Developed in partnership with M.A.S.S. and M.A.S.C., the Indicator Rubric for Superintendent Evaluation is an evaluation tool intended to support a shared understanding of effective leadership practice between a superintendent and school committee members. 

About the Indicator Rubric for Superintendent Evaluation
Designed around the 21 Indicators from the Standards of Effective Administrative Leadership (603 CMR 35.04), the Indicator Rubric includes descriptions of a superintendent’s practice for each Indicator and articulates the specific responsibilities that a school committee may be expected to reasonably evaluate. This is a significant departure from the more detailed, element-level rubrics associated with other educator roles in the model system for educator evaluation. 

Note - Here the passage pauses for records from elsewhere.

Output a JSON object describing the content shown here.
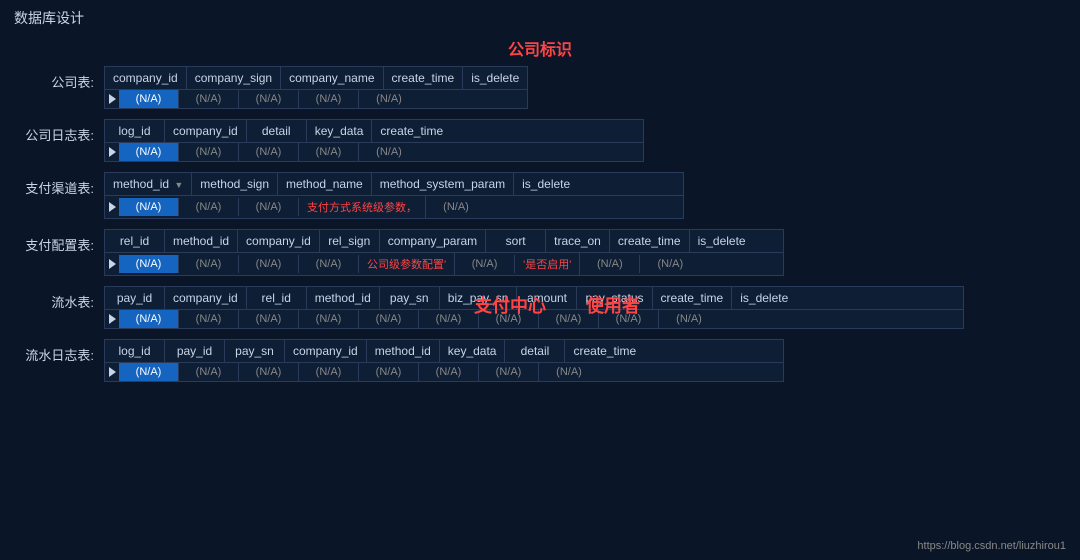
{
  "page": {
    "title": "数据库设计",
    "center_label": "公司标识",
    "footer_url": "https://blog.csdn.net/liuzhirou1"
  },
  "tables": {
    "company": {
      "label": "公司表:",
      "headers": [
        "company_id",
        "company_sign",
        "company_name",
        "create_time",
        "is_delete"
      ],
      "row": [
        "(N/A)",
        "(N/A)",
        "(N/A)",
        "(N/A)",
        "(N/A)"
      ],
      "highlighted": [
        0
      ]
    },
    "company_log": {
      "label": "公司日志表:",
      "headers": [
        "log_id",
        "company_id",
        "detail",
        "key_data",
        "create_time"
      ],
      "row": [
        "(N/A)",
        "(N/A)",
        "(N/A)",
        "(N/A)",
        "(N/A)"
      ],
      "highlighted": [
        0
      ]
    },
    "payment_channel": {
      "label": "支付渠道表:",
      "headers": [
        "method_id",
        "method_sign",
        "method_name",
        "method_system_param",
        "is_delete"
      ],
      "row": [
        "(N/A)",
        "(N/A)",
        "(N/A)",
        "支付方式系统级参数，",
        "(N/A)"
      ],
      "highlighted": [
        0
      ],
      "sort_col": 0
    },
    "payment_config": {
      "label": "支付配置表:",
      "headers": [
        "rel_id",
        "method_id",
        "company_id",
        "rel_sign",
        "company_param",
        "sort",
        "trace_on",
        "create_time",
        "is_delete"
      ],
      "row": [
        "(N/A)",
        "(N/A)",
        "(N/A)",
        "(N/A)",
        "公司级参数配置'",
        "(N/A)",
        "'是否启用'",
        "(N/A)",
        "(N/A)"
      ],
      "highlighted": [
        0
      ]
    },
    "flow": {
      "label": "流水表:",
      "headers": [
        "pay_id",
        "company_id",
        "rel_id",
        "method_id",
        "pay_sn",
        "biz_pay_sn",
        "amount",
        "pay_status",
        "create_time",
        "is_delete"
      ],
      "row": [
        "(N/A)",
        "(N/A)",
        "(N/A)",
        "(N/A)",
        "(N/A)",
        "(N/A)",
        "(N/A)",
        "(N/A)",
        "(N/A)",
        "(N/A)"
      ],
      "highlighted": [
        0
      ],
      "overlap_labels": [
        "支付中心",
        "使用者"
      ]
    },
    "flow_log": {
      "label": "流水日志表:",
      "headers": [
        "log_id",
        "pay_id",
        "pay_sn",
        "company_id",
        "method_id",
        "key_data",
        "detail",
        "create_time"
      ],
      "row": [
        "(N/A)",
        "(N/A)",
        "(N/A)",
        "(N/A)",
        "(N/A)",
        "(N/A)",
        "(N/A)",
        "(N/A)"
      ],
      "highlighted": [
        0
      ]
    }
  }
}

While this structural difference results in a shorter, less complex evaluation tool, it does not simplify the responsibilities of a superintendent. All 21 Indicators associated with the four Standards of Effective Administrative Leadership remain in place, and the superintendent is still expected to meet expectations associated with each Standard (typically assessed by focusing on one to two Indicators per Standard each year). Describing practice at the Indicator level rather than at the element level acknowledges the following unique components of an educator evaluation process conducted by a school committee:   
  • The Role of the School Committee: The school committee’s role is governance, rather than management. A school committee thereby focuses on the what and the why (governance) of superintendent leadership, rather than the how (management). The Indicator Rubric does the same.
  • The Composition of a School Committee: The school committee as “evaluator” is comprised of multiple individuals, rather than a single evaluator. This demands consensus building, a process made exponentially easier when focused around fewer descriptors of practice. 
  • The Focus of a School Committee: School committee members, many of whom are often non-educators, focus primarily on the outcome of a superintendent’s work, rather than the details of implementation. The Indicator Rubric guides committee members to maintain this focus.  
  • A Public Process. The superintendent’s evaluation is the only educator evaluation conducted in public. The Indicator Rubric includes the practices to which a committee can reasonably be expected to have access or insight, such that the public process of collecting and evaluating evidence may be conducted with transparency and integrity. 

2019-2020 Rubric Pilot
DESE is supporting a year-long pilot of the draft Indicator Rubric to evaluate its use and impact on the superintendent evaluation process. The objectives of the pilot include:
  • Assess the implementation of the rubric by superintendents and school committees. Is it accessible and relevant to all involved?  
  • Assess the impact of the rubric. Does it promote a comprehensive evaluation of superintendent practice? Does it support consistency and transparency in aspects of the evaluation process, including analyzing evidence, providing feedback, and using professional judgment to determine ratings?
At the conclusion of the pilot, DESE will evaluate pilot district feedback and make necessary updates or adjustments to the rubric.

Sign up to participate as a pilot district below.
Questions? Please contact Claire Abbott at cabbott@doe.mass.edu. 
 
2. Superintendent Contact Information *This question is required.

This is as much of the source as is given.